Not everyone has abrasive waterjets on call at the tap of an ID card. Fortunately, optimizing of designs for waterjet machining (for myself, mostly out of laziness) is complemented by new online manufacturing shops that will take your flat parts drawings and lets you purchase the parts cut in different materials. It’s one version of the PCB-fab-but-for-MechEs that I want to see more of, and believe will be key in aiding the United States’ manufacturing industry while encouraging the DIY technical arts, the TE part of STEM, and makerdom as a whole.
But enough soapboxing. I keep plugging Simon’s abrasive waterjet (and LASER!) service Big Blue Saw because he and I go way back and are homies. Isn’t that right, Simon?
1/8″ thick material is a difficult one to size up square nuts for. Even a 6-32 nut is far too wide to be useful – it can be done, but it’s excessive because of the amount of overhang at 5/16″ wide each. A 4-40 square nut is generally 1/4″ wide, which is far more palatable. But there was a problem: McMaster, my go-to guys for hardware, don’t stock any kind of 4-40 square nut. I was concerned, because that meant I was potentially spec’ing out hardware which didn’t exist. I mean, if McMaster doesn’t carry it, why should it exist?
A search through the Intergoogles took me to Amazon of all places (seriously, did you know they have a whole industrial components division?), but unfortunately all the 4-40 square nuts came in packs of 5000.
That’s alot of nuts. In fact, it’s 7 and a half pounds of nuts. I decided to press forward and bought a pack, figuring I would never, ever need to buy these things again.
hey mcmaster, you should carry 4-40 square nuts in packs of smaller than 5000.
The 4-40 square nuts are standardized to be 0.25″ wide and0.098″ thick, for reference.

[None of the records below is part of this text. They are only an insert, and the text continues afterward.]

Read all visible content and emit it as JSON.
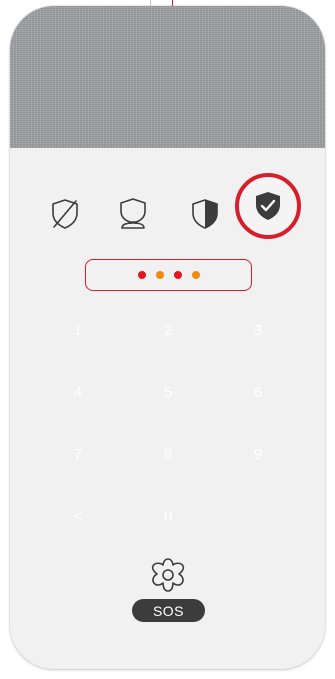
{
  "modes": [
    {
      "icon": "shield-slash-icon",
      "state": "inactive"
    },
    {
      "icon": "shield-night-icon",
      "state": "inactive"
    },
    {
      "icon": "shield-half-icon",
      "state": "inactive"
    },
    {
      "icon": "shield-check-icon",
      "state": "selected"
    }
  ],
  "pin_dots": {
    "count": 4,
    "colors": [
      "#e3161e",
      "#f08a12",
      "#e3161e",
      "#f08a12"
    ]
  },
  "keypad": {
    "keys": [
      "1",
      "2",
      "3",
      "4",
      "5",
      "6",
      "7",
      "8",
      "9",
      "<",
      "0"
    ]
  },
  "sos": {
    "label": "SOS",
    "icon": "flower-icon"
  },
  "colors": {
    "accent": "#d71e2c",
    "body": "#f1f1f1",
    "fabric": "#9fa1a3",
    "icon": "#3c3c3c",
    "key_text": "#ffffff"
  }
}
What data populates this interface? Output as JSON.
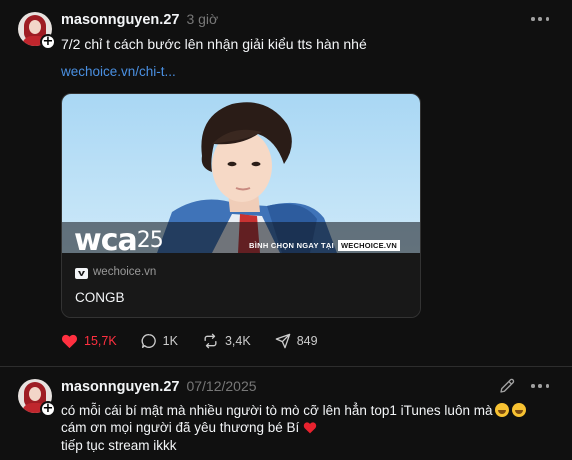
{
  "posts": [
    {
      "username": "masonnguyen.27",
      "timestamp": "3 giờ",
      "text": "7/2 chỉ t cách bước lên nhận giải kiểu tts hàn nhé",
      "link": "wechoice.vn/chi-t...",
      "card": {
        "brand": "wca",
        "brand_number": "25",
        "vote_label": "BÌNH CHỌN NGAY TẠI",
        "vote_site": "WECHOICE.VN",
        "site_name": "wechoice.vn",
        "title": "CONGB"
      },
      "actions": {
        "likes": "15,7K",
        "comments": "1K",
        "reposts": "3,4K",
        "shares": "849"
      }
    },
    {
      "username": "masonnguyen.27",
      "timestamp": "07/12/2025",
      "lines": [
        "có mỗi cái bí mật mà nhiều người tò mò cỡ lên hẳn top1 iTunes luôn mà",
        "cám ơn mọi người đã yêu thương bé Bí",
        "tiếp tục stream ikkk"
      ]
    }
  ],
  "colors": {
    "background": "#101010",
    "link": "#4a90e2",
    "like_active": "#ff3040",
    "muted": "#777777"
  },
  "icons": [
    "plus-icon",
    "more-icon",
    "heart-icon",
    "comment-icon",
    "repost-icon",
    "share-icon",
    "edit-icon",
    "wechoice-logo-icon"
  ]
}
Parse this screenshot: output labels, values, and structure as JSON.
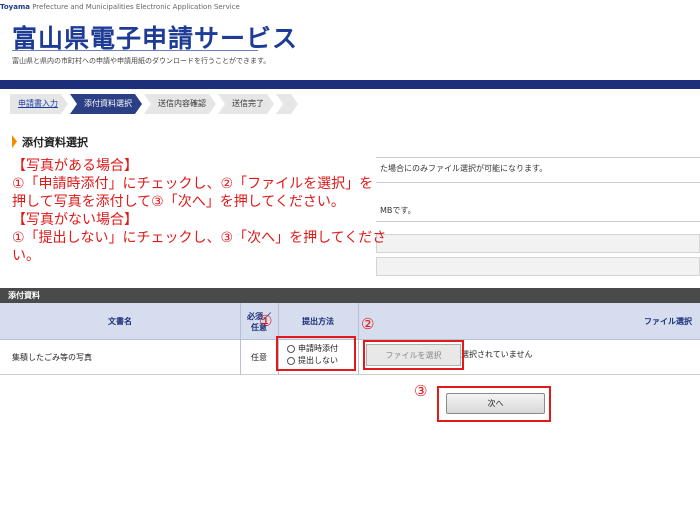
{
  "header": {
    "tagline_brand": "Toyama",
    "tagline_rest": " Prefecture and Municipalities Electronic Application Service",
    "site_title": "富山県電子申請サービス",
    "description": "富山県と県内の市町村への申請や申請用紙のダウンロードを行うことができます。"
  },
  "steps": [
    {
      "label": "申請書入力"
    },
    {
      "label": "添付資料選択"
    },
    {
      "label": "送信内容確認"
    },
    {
      "label": "送信完了"
    }
  ],
  "section_title": "添付資料選択",
  "background_notes": {
    "note1": "た場合にのみファイル選択が可能になります。",
    "note2": "MBです。"
  },
  "instructions": [
    "【写真がある場合】",
    "①「申請時添付」にチェックし、②「ファイルを選択」を",
    "押して写真を添付して③「次へ」を押してください。",
    "【写真がない場合】",
    "①「提出しない」にチェックし、③「次へ」を押してくださ",
    "い。"
  ],
  "table": {
    "caption": "添付資料",
    "headers": {
      "doc_name": "文書名",
      "required_line1": "必須／",
      "required_line2": "任意",
      "method": "提出方法",
      "file_select": "ファイル選択"
    },
    "rows": [
      {
        "doc_name": "集積したごみ等の写真",
        "required": "任意",
        "option_attach": "申請時添付",
        "option_none": "提出しない",
        "file_button": "ファイルを選択",
        "file_status": "選択されていません"
      }
    ]
  },
  "next_button": "次へ",
  "markers": {
    "m1": "①",
    "m2": "②",
    "m3": "③"
  },
  "colors": {
    "brand_blue": "#1e3c96",
    "header_bar": "#1c2f78",
    "highlight_red": "#e01a1a",
    "accent_orange": "#f08c00"
  }
}
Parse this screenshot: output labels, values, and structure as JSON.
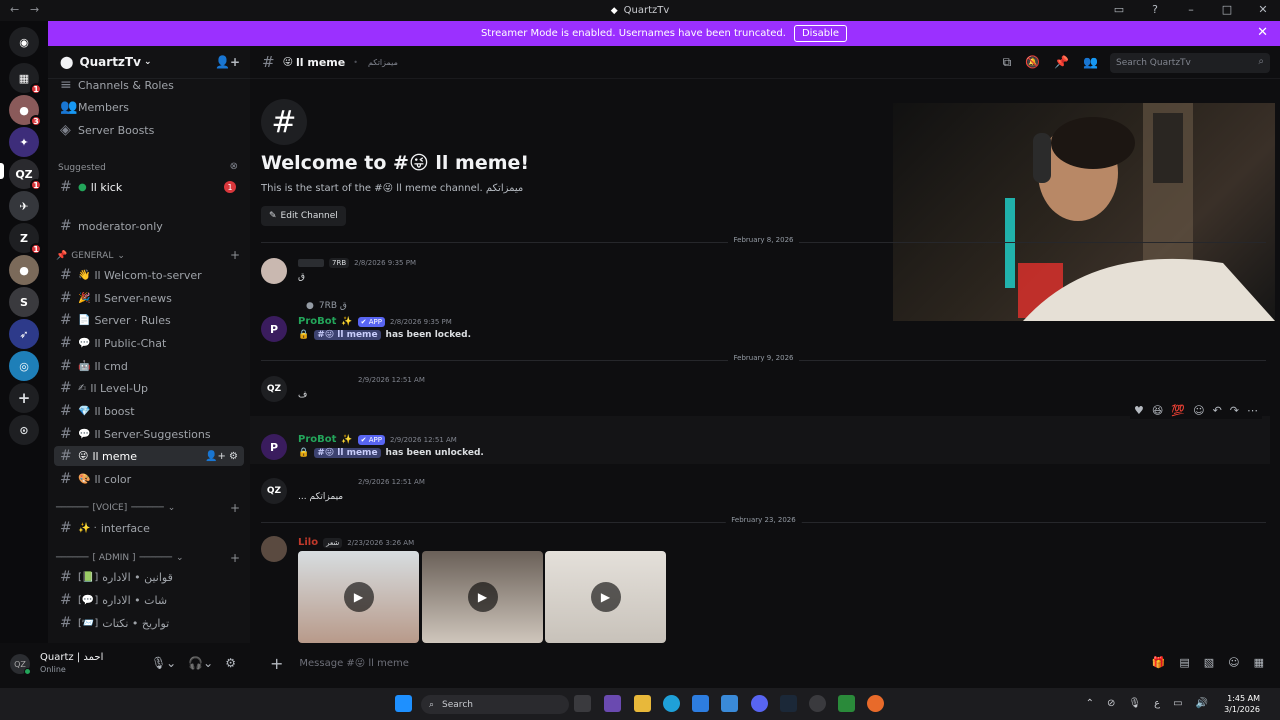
{
  "titlebar": {
    "title": "QuartzTv"
  },
  "banner": {
    "text": "Streamer Mode is enabled. Usernames have been truncated.",
    "button": "Disable"
  },
  "guild": {
    "name": "QuartzTv"
  },
  "channels": {
    "top_items": [
      "Channels & Roles",
      "Members",
      "Server Boosts"
    ],
    "suggested_label": "Suggested",
    "suggested_item": "ll kick",
    "moderator": "moderator-only",
    "general_cat": "GENERAL",
    "general": [
      {
        "emoji": "👋",
        "name": "ll Welcom-to-server"
      },
      {
        "emoji": "🎉",
        "name": "ll Server-news"
      },
      {
        "emoji": "📄",
        "name": "Server · Rules"
      },
      {
        "emoji": "💬",
        "name": "ll Public-Chat"
      },
      {
        "emoji": "🤖",
        "name": "ll cmd"
      },
      {
        "emoji": "✍",
        "name": "ll Level-Up"
      },
      {
        "emoji": "💎",
        "name": "ll boost"
      },
      {
        "emoji": "💬",
        "name": "ll Server-Suggestions"
      },
      {
        "emoji": "😜",
        "name": "ll meme"
      },
      {
        "emoji": "🎨",
        "name": "ll color"
      }
    ],
    "voice_cat": "[VOICE]",
    "voice_item": "interface",
    "admin_cat": "[ ADMIN ]",
    "admin": [
      "قوانين • الاداره",
      "شات • الاداره",
      "تواريخ • نكتات"
    ]
  },
  "user": {
    "name": "Quartz | احمد",
    "status": "Online"
  },
  "header": {
    "channel": "ll meme",
    "topic": "ميمزاتكم",
    "search": "Search QuartzTv"
  },
  "welcome": {
    "title": "Welcome to #😜 ll meme!",
    "sub": "This is the start of the #😜 ll meme channel. ميمزاتكم",
    "edit": "Edit Channel"
  },
  "dates": [
    "February 8, 2026",
    "February 9, 2026",
    "February 23, 2026"
  ],
  "messages": {
    "m1": {
      "tag": "7RB",
      "time": "2/8/2026 9:35 PM",
      "text": "ق"
    },
    "m2_reply": "7RB ق",
    "m2": {
      "author": "ProBot",
      "tag": "APP",
      "time": "2/8/2026 9:35 PM",
      "mention": "#😜 ll meme",
      "text": "has been locked."
    },
    "m3": {
      "time": "2/9/2026 12:51 AM",
      "text": "ف"
    },
    "m4": {
      "author": "ProBot",
      "tag": "APP",
      "time": "2/9/2026 12:51 AM",
      "mention": "#😜 ll meme",
      "text": "has been unlocked."
    },
    "m5": {
      "time": "2/9/2026 12:51 AM",
      "text": "... ميمزاتكم"
    },
    "m6": {
      "author": "Lilo",
      "tag": "شعر",
      "time": "2/23/2026 3:26 AM"
    }
  },
  "composer": {
    "placeholder": "Message #😜 ll meme"
  },
  "taskbar": {
    "search": "Search",
    "time": "1:45 AM",
    "date": "3/1/2026"
  }
}
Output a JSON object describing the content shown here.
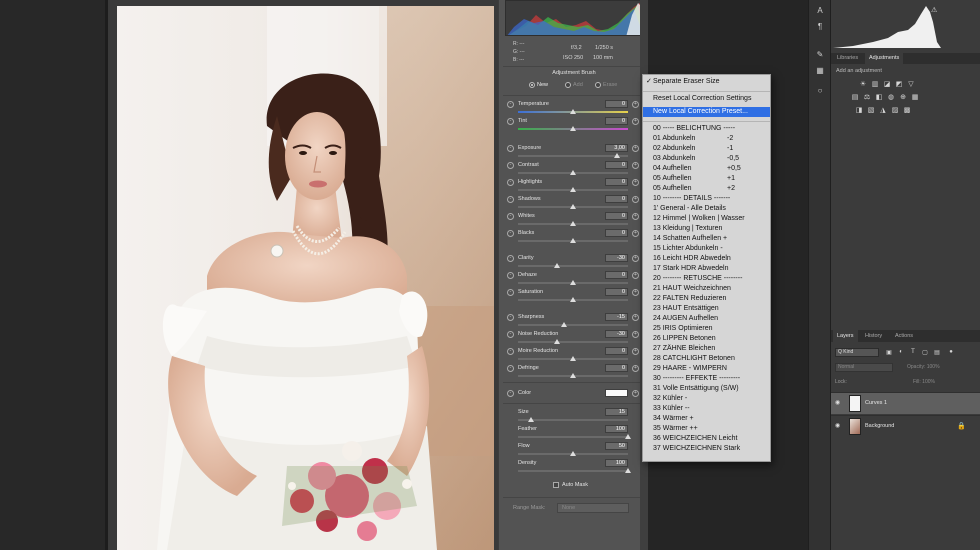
{
  "histogram_info": {
    "rgb_labels": [
      "R:",
      "G:",
      "B:"
    ],
    "rgb_dashes": [
      "---",
      "---",
      "---"
    ],
    "aperture": "f/3,2",
    "shutter": "1/250 s",
    "iso": "ISO 250",
    "focal": "100 mm"
  },
  "adjustment_brush": {
    "title": "Adjustment Brush",
    "modes": [
      {
        "label": "New",
        "selected": true
      },
      {
        "label": "Add",
        "selected": false
      },
      {
        "label": "Erase",
        "selected": false
      }
    ],
    "sliders": [
      {
        "label": "Temperature",
        "value": "0",
        "level": 0.5
      },
      {
        "label": "Tint",
        "value": "0",
        "level": 0.5
      },
      {
        "label": "Exposure",
        "value": "3,00",
        "level": 0.9
      },
      {
        "label": "Contrast",
        "value": "0",
        "level": 0.5
      },
      {
        "label": "Highlights",
        "value": "0",
        "level": 0.5
      },
      {
        "label": "Shadows",
        "value": "0",
        "level": 0.5
      },
      {
        "label": "Whites",
        "value": "0",
        "level": 0.5
      },
      {
        "label": "Blacks",
        "value": "0",
        "level": 0.5
      },
      {
        "label": "Clarity",
        "value": "-30",
        "level": 0.35
      },
      {
        "label": "Dehaze",
        "value": "0",
        "level": 0.5
      },
      {
        "label": "Saturation",
        "value": "0",
        "level": 0.5
      },
      {
        "label": "Sharpness",
        "value": "-15",
        "level": 0.42
      },
      {
        "label": "Noise Reduction",
        "value": "-30",
        "level": 0.35
      },
      {
        "label": "Moire Reduction",
        "value": "0",
        "level": 0.5
      },
      {
        "label": "Defringe",
        "value": "0",
        "level": 0.5
      }
    ],
    "color_label": "Color",
    "brush": [
      {
        "label": "Size",
        "value": "15",
        "level": 0.12
      },
      {
        "label": "Feather",
        "value": "100",
        "level": 1.0
      },
      {
        "label": "Flow",
        "value": "50",
        "level": 0.5
      },
      {
        "label": "Density",
        "value": "100",
        "level": 1.0
      }
    ],
    "auto_mask": "Auto Mask",
    "range_mask_label": "Range Mask:",
    "range_mask_value": "None"
  },
  "preset_menu": {
    "items": [
      {
        "text": "Separate Eraser Size",
        "checked": true
      },
      {
        "text": "Reset Local Correction Settings"
      },
      {
        "text": "New Local Correction Preset...",
        "highlighted": true
      },
      {
        "text": "00 ----- BELICHTUNG -----"
      },
      {
        "text": "01 Abdunkeln",
        "amt": "-2"
      },
      {
        "text": "02 Abdunkeln",
        "amt": "-1"
      },
      {
        "text": "03 Abdunkeln",
        "amt": "-0,5"
      },
      {
        "text": "04 Aufhellen",
        "amt": "+0,5"
      },
      {
        "text": "05 Aufhellen",
        "amt": "+1"
      },
      {
        "text": "05 Aufhellen",
        "amt": "+2"
      },
      {
        "text": "10 -------- DETAILS -------"
      },
      {
        "text": "1' General - Alle Details"
      },
      {
        "text": "12 Himmel | Wolken | Wasser"
      },
      {
        "text": "13 Kleidung | Texturen"
      },
      {
        "text": "14 Schatten Aufhellen +"
      },
      {
        "text": "15 Lichter Abdunkeln  -"
      },
      {
        "text": "16 Leicht HDR Abwedeln"
      },
      {
        "text": "17 Stark HDR Abwedeln"
      },
      {
        "text": "20 -------- RETUSCHE --------"
      },
      {
        "text": "21 HAUT Weichzeichnen"
      },
      {
        "text": "22 FALTEN Reduzieren"
      },
      {
        "text": "23 HAUT Entsättigen"
      },
      {
        "text": "24 AUGEN Aufhellen"
      },
      {
        "text": "25 IRIS Optimieren"
      },
      {
        "text": "26 LIPPEN Betonen"
      },
      {
        "text": "27 ZÄHNE Bleichen"
      },
      {
        "text": "28 CATCHLIGHT Betonen"
      },
      {
        "text": "29 HAARE - WIMPERN"
      },
      {
        "text": "30 --------- EFFEKTE ---------"
      },
      {
        "text": "31 Volle Entsättigung (S/W)"
      },
      {
        "text": "32 Kühler -"
      },
      {
        "text": "33 Kühler --"
      },
      {
        "text": "34 Wärmer +"
      },
      {
        "text": "35 Wärmer ++"
      },
      {
        "text": "36 WEICHZEICHEN Leicht"
      },
      {
        "text": "37 WEICHZEICHNEN Stark"
      }
    ]
  },
  "right_panels": {
    "tabs_top": [
      "Libraries",
      "Adjustments"
    ],
    "active_top": "Adjustments",
    "add_adjustment": "Add an adjustment",
    "tabs_layers": [
      "Layers",
      "History",
      "Actions"
    ],
    "active_layers": "Layers",
    "kind_filter": "Q Kind",
    "blend_mode": "Normal",
    "opacity_label": "Opacity: 100%",
    "lock_label": "Lock:",
    "fill_label": "Fill: 100%",
    "layers": [
      {
        "name": "Curves 1",
        "selected": true
      },
      {
        "name": "Background",
        "selected": false
      }
    ]
  },
  "colors": {
    "menu_highlight": "#2f6fe4",
    "panel_bg": "#535353",
    "menu_bg": "#d6d6d6"
  }
}
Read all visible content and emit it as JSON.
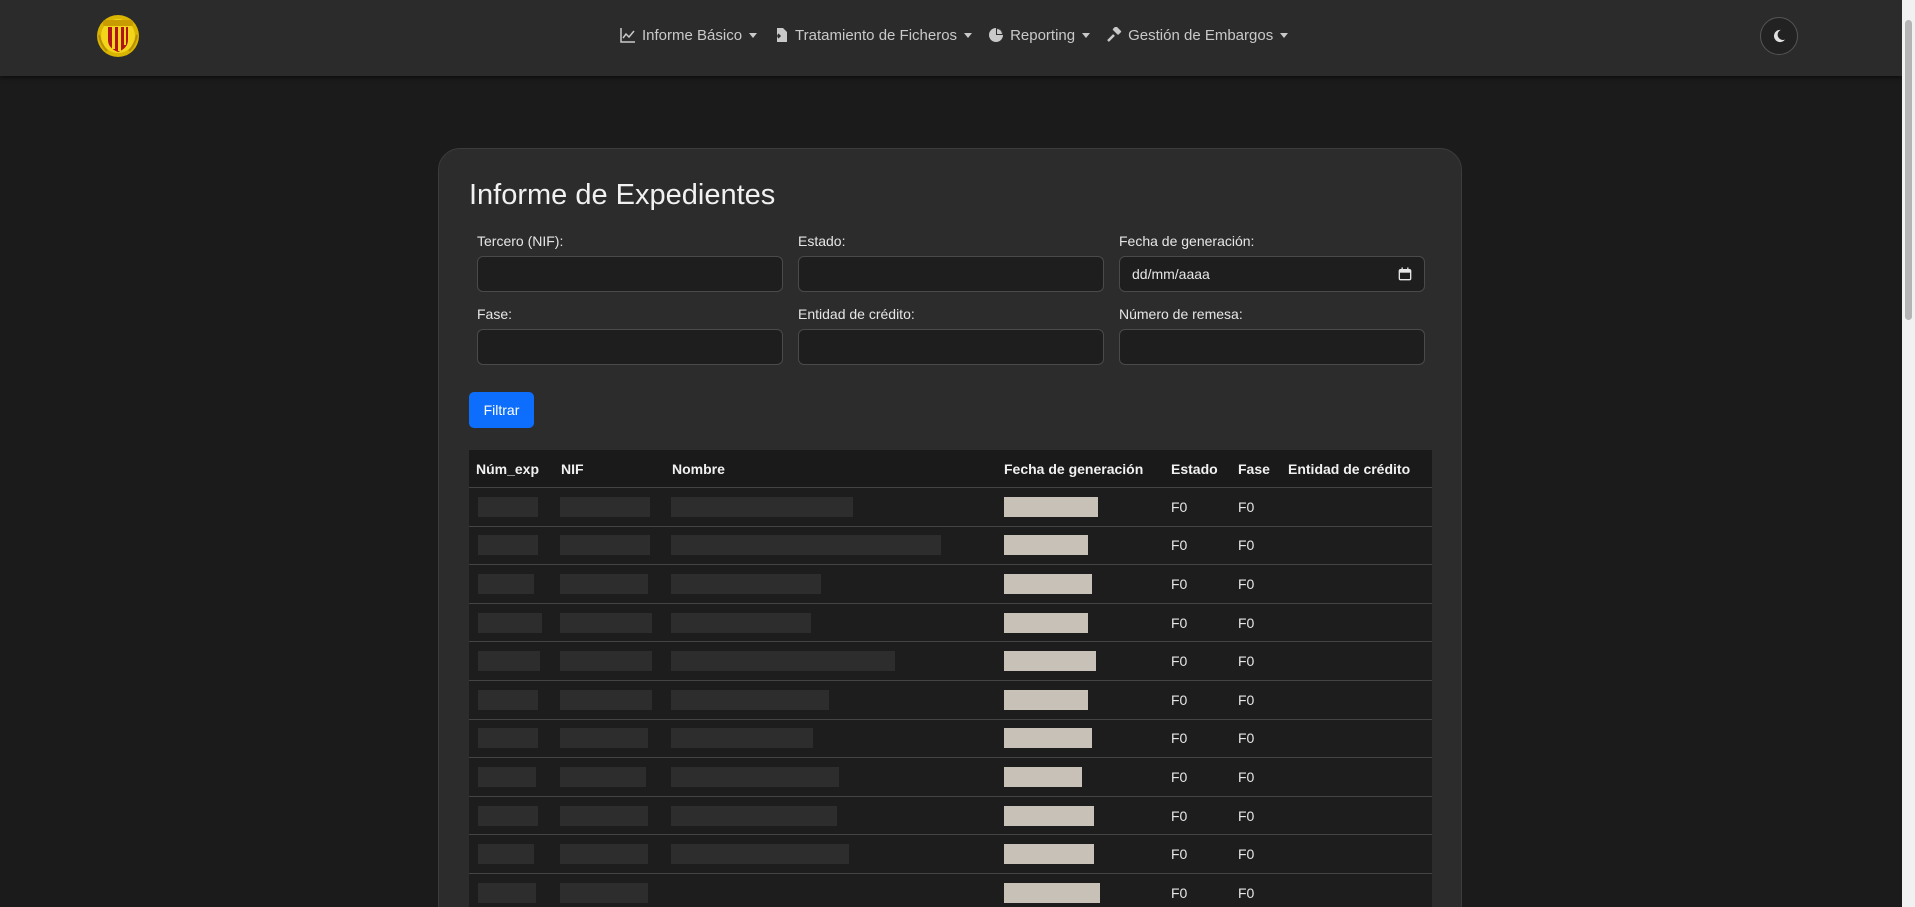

And here are the new plates all loaded with square nuts, ready for fastening. All the screws are standardized to be 4-40 x 3/8″ long socket head cap screws.
And the “version 2″ frames assembled, but without hardware. I still need to modify the top 1/4” aluminum mounting blocks slightly – they need clearance holes for 4-40 cap screws to go all the way through to the second layer. Both layers also need the center hole tapped for a M6 x 1 thread.
Hopefully, my custom magnets from Super(custom)MagnetGeorge will arrive soon, so I can get to some 4 wheel drive testing. Adding 100% more motor will make a world of difference in terms of handling.